Откуда-то срочно привели заспанного седого мужика в ситцевом исподнем, помощника управляющего.
— Я тебя что просил? — закричал Маничаров, угрожающе застучав тростью по мраморному полу, на котором в шахматном порядке чередовались белые и черные клетки.
— Что? — заспанно, но не испуганно, сверкая ещё крепкими зубами, переспросил Фёдор.
— Свечку за здравие в церкви поставил?
— Поставил.
— Попу денег дал?
— Дал.
— Он Бога просил, чтобы я сегодня ночью в карты не проиграл?

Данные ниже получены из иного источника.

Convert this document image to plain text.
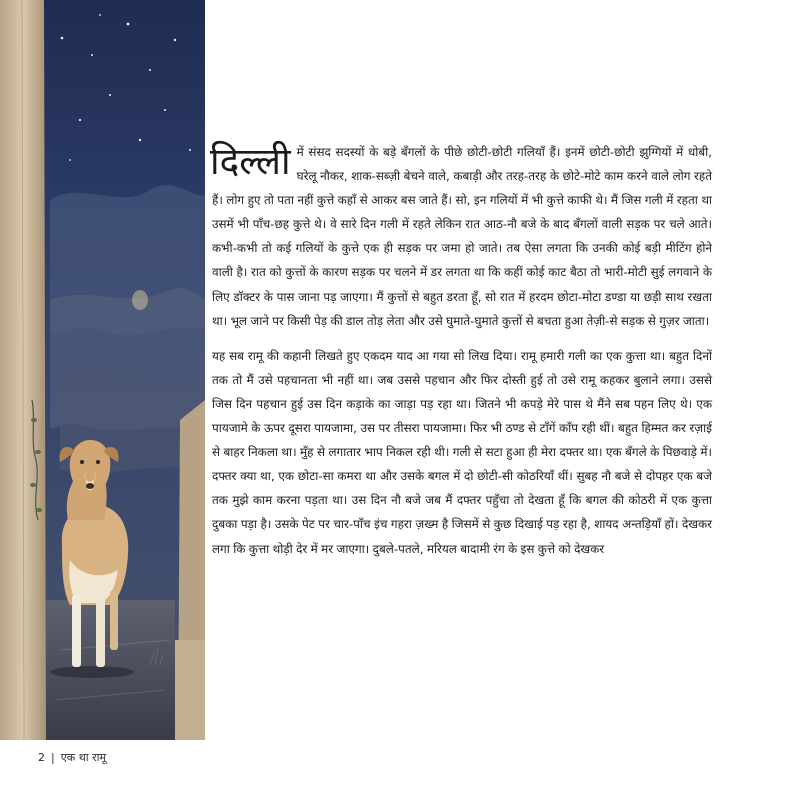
दिल्ली में संसद सदस्यों के बड़े बँगलों के पीछे छोटी-छोटी गलियाँ हैं। इनमें छोटी-छोटी झुग्गियों में धोबी, घरेलू नौकर, शाक-सब्ज़ी बेचने वाले, कबाड़ी और तरह-तरह के छोटे-मोटे काम करने वाले लोग रहते हैं। लोग हुए तो पता नहीं कुत्ते कहाँ से आकर बस जाते हैं। सो, इन गलियों में भी कुत्ते काफी थे। मैं जिस गली में रहता था उसमें भी पाँच-छह कुत्ते थे। वे सारे दिन गली में रहते लेकिन रात आठ-नौ बजे के बाद बँगलों वाली सड़क पर चले आते। कभी-कभी तो कई गलियों के कुत्ते एक ही सड़क पर जमा हो जाते। तब ऐसा लगता कि उनकी कोई बड़ी मीटिंग होने वाली है। रात को कुत्तों के कारण सड़क पर चलने में डर लगता था कि कहीं कोई काट बैठा तो भारी-मोटी सुई लगवाने के लिए डॉक्टर के पास जाना पड़ जाएगा। मैं कुत्तों से बहुत डरता हूँ, सो रात में हरदम छोटा-मोटा डण्डा या छड़ी साथ रखता था। भूल जाने पर किसी पेड़ की डाल तोड़ लेता और उसे घुमाते-घुमाते कुत्तों से बचता हुआ तेज़ी-से सड़क से गुज़र जाता।

यह सब रामू की कहानी लिखते हुए एकदम याद आ गया सो लिख दिया। रामू हमारी गली का एक कुत्ता था। बहुत दिनों तक तो मैं उसे पहचानता भी नहीं था। जब उससे पहचान और फिर दोस्ती हुई तो उसे रामू कहकर बुलाने लगा। उससे जिस दिन पहचान हुई उस दिन कड़ाके का जाड़ा पड़ रहा था। जितने भी कपड़े मेरे पास थे मैंने सब पहन लिए थे। एक पायजामे के ऊपर दूसरा पायजामा, उस पर तीसरा पायजामा। फिर भी ठण्ड से टाँगें काँप रही थीं। बहुत हिम्मत कर रज़ाई से बाहर निकला था। मुँह से लगातार भाप निकल रही थी। गली से सटा हुआ ही मेरा दफ्तर था। एक बँगले के पिछवाड़े में। दफ्तर क्या था, एक छोटा-सा कमरा था और उसके बगल में दो छोटी-सी कोठरियाँ थीं। सुबह नौ बजे से दोपहर एक बजे तक मुझे काम करना पड़ता था। उस दिन नौ बजे जब मैं दफ्तर पहुँचा तो देखता हूँ कि बगल की कोठरी में एक कुत्ता दुबका पड़ा है। उसके पेट पर चार-पाँच इंच गहरा ज़ख्म है जिसमें से कुछ दिखाई पड़ रहा है, शायद अन्तड़ियाँ हों। देखकर लगा कि कुत्ता थोड़ी देर में मर जाएगा। दुबले-पतले, मरियल बादामी रंग के इस कुत्ते को देखकर

2 | एक था रामू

— А я почём знаю? Наверное, просил, я при нём свечку не держал. Если бы вы мне столько денег дали, я бы до самого Бога сам дошёл и всё бы Ему про вас обсказал. Уж мы б с Ним столковались.
— Не богохульствуй, — скидывая с плеч и передавая швейцару шубу на собольем подкладе, процедил сквозь губу выпивший Маничаров. — Руки-ноги отнимутся! Язык отсохнет! Над Богом смеяться грешно.
— А над людьми? — поинтересовался Фёдор.
— А что над людьми? — закатил глаза Маничаров. — Люди — грязь. Только прикажи — бабы новых нарожают. Где Пиррон?
— Иностранца принимает, — пояснил помощник управляющего, пряча в штаны ладонь, когда-то помятую колесом мортиры и оттого всегда скрюченную.
— Какого иностранца? Родственника? Гнать всех дармоедов в шею. Чтобы духу их в моем доме не было.
Сорокалетний Маничаров, тяжело пыхтя, поднялся по широкой мраморной лестнице на второй этаж, шумно задев коленом кресло, обитое голубым гризетом, опрокинул его на пол и, скользя по инкрустированному паркету, прошел вдоль трельяжа. Слуга в ливрее, держа в одной руке канделябр с шестью свечами, распахнул перед ним дверь в столовую, где за овальным столом, накрытым белой скатертью, сидел Августин Хосе Педро дель Кармен Доминго де Канделярия Бетанкур-и-Молина.